Yolov3 is an object detection framework based on deep learning. The official website is YOLO: Real-Time Object Detection.

yolo

Please note that I only briefly explored Yolov3, so my knowledge is limited.

  1. Clone the Yolov3 repository from GitHub:

    1
    git clone https://github.com/pjreddie/darknet.git
  2. Go to the darknet directory and edit the Makefile. Modify the following configurations at the top:

    1
    2
    3
    GPU=1
    CUDNN=1
    OPENCV=1
  3. Compile Yolov3:

    1
    make
  4. After compiling, you need to download the pretrained model weights file yolov3.weights from here. This model can recognize objects such as tables, chairs, and some animals. You can also train your own model to recognize specific objects. Place the downloaded yolov3.weights file in the darknet directory.

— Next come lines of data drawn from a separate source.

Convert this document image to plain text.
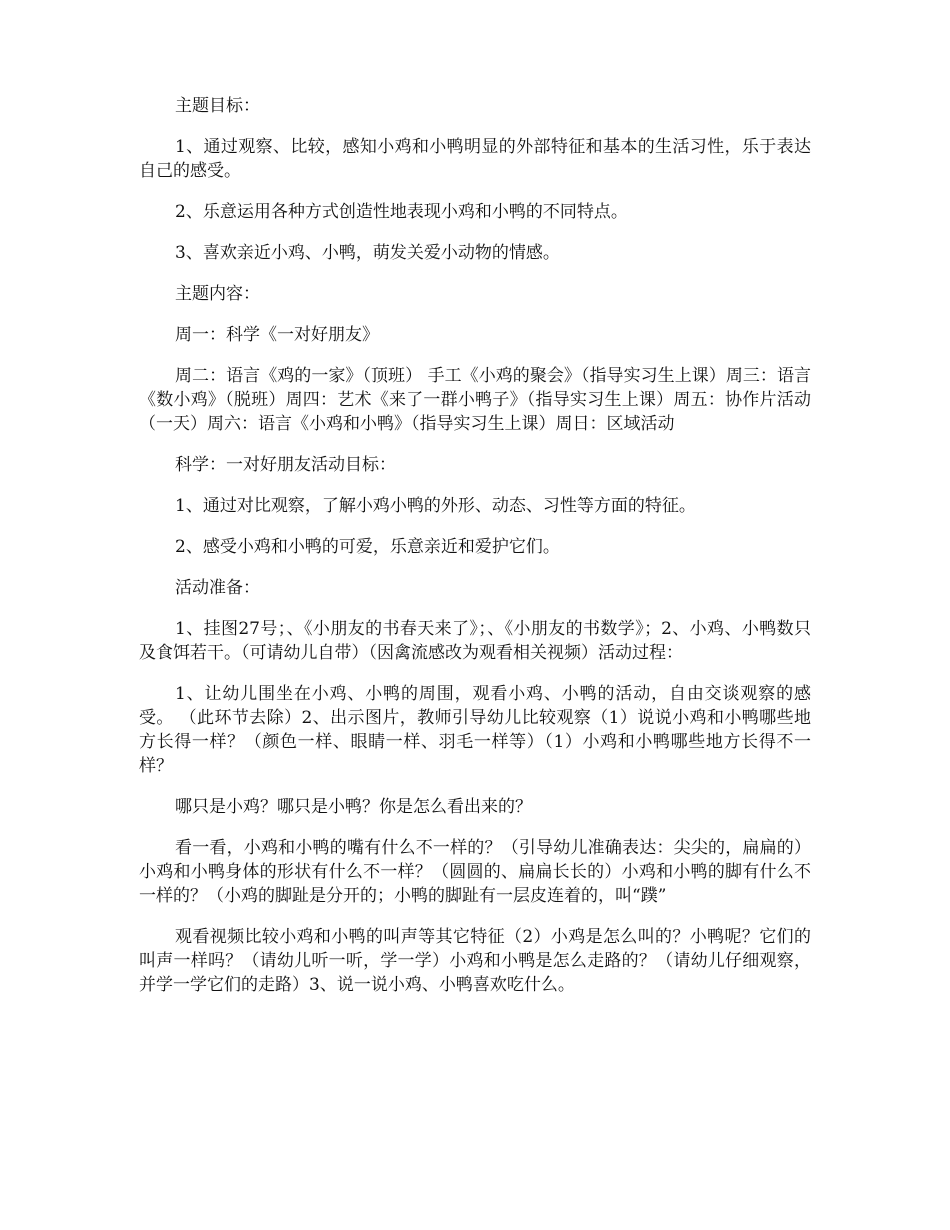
主题目标：

1、通过观察、比较，感知小鸡和小鸭明显的外部特征和基本的生活习性，乐于表达自己的感受。

2、乐意运用各种方式创造性地表现小鸡和小鸭的不同特点。

3、喜欢亲近小鸡、小鸭，萌发关爱小动物的情感。

主题内容：

周一：科学《一对好朋友》

周二：语言《鸡的一家》（顶班） 手工《小鸡的聚会》（指导实习生上课）周三：语言《数小鸡》（脱班）周四：艺术《来了一群小鸭子》（指导实习生上课）周五：协作片活动（一天）周六：语言《小鸡和小鸭》（指导实习生上课）周日：区域活动

科学：一对好朋友活动目标：

1、通过对比观察，了解小鸡小鸭的外形、动态、习性等方面的特征。

2、感受小鸡和小鸭的可爱，乐意亲近和爱护它们。

活动准备：

1、挂图27号；、《小朋友的书春天来了》；、《小朋友的书数学》；2、小鸡、小鸭数只及食饵若干。（可请幼儿自带）（因禽流感改为观看相关视频）活动过程：

1、让幼儿围坐在小鸡、小鸭的周围，观看小鸡、小鸭的活动，自由交谈观察的感受。 （此环节去除）2、出示图片，教师引导幼儿比较观察（1）说说小鸡和小鸭哪些地方长得一样？（颜色一样、眼睛一样、羽毛一样等）（1）小鸡和小鸭哪些地方长得不一样？

哪只是小鸡？哪只是小鸭？你是怎么看出来的？

看一看，小鸡和小鸭的嘴有什么不一样的？（引导幼儿准确表达：尖尖的，扁扁的）小鸡和小鸭身体的形状有什么不一样？（圆圆的、扁扁长长的）小鸡和小鸭的脚有什么不一样的？（小鸡的脚趾是分开的；小鸭的脚趾有一层皮连着的，叫“蹼”

观看视频比较小鸡和小鸭的叫声等其它特征（2）小鸡是怎么叫的？小鸭呢？它们的叫声一样吗？（请幼儿听一听，学一学）小鸡和小鸭是怎么走路的？（请幼儿仔细观察，并学一学它们的走路）3、说一说小鸡、小鸭喜欢吃什么。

  5. Try running object detection:

    1
    ./darknet detect cfg/yolov3.cfg yolov3.weights <image_path>

    Example Command:

    1
    ./darknet detect cfg/yolov3.cfg yolov3.weights data/dog.jpg

    detected

  6. For video detection, it is recommended to use GPU acceleration. Otherwise, the frame rate will be very low for videos (real-time detection in images is much faster with GPU acceleration).

    1
    ./darknet detector demo cfg/coco.data cfg/yolov3.cfg yolov3.weights <video_path>
  7. Feel free to explore further and deepen your knowledge. That’s all for now. Congratulations, you have completed the entire process.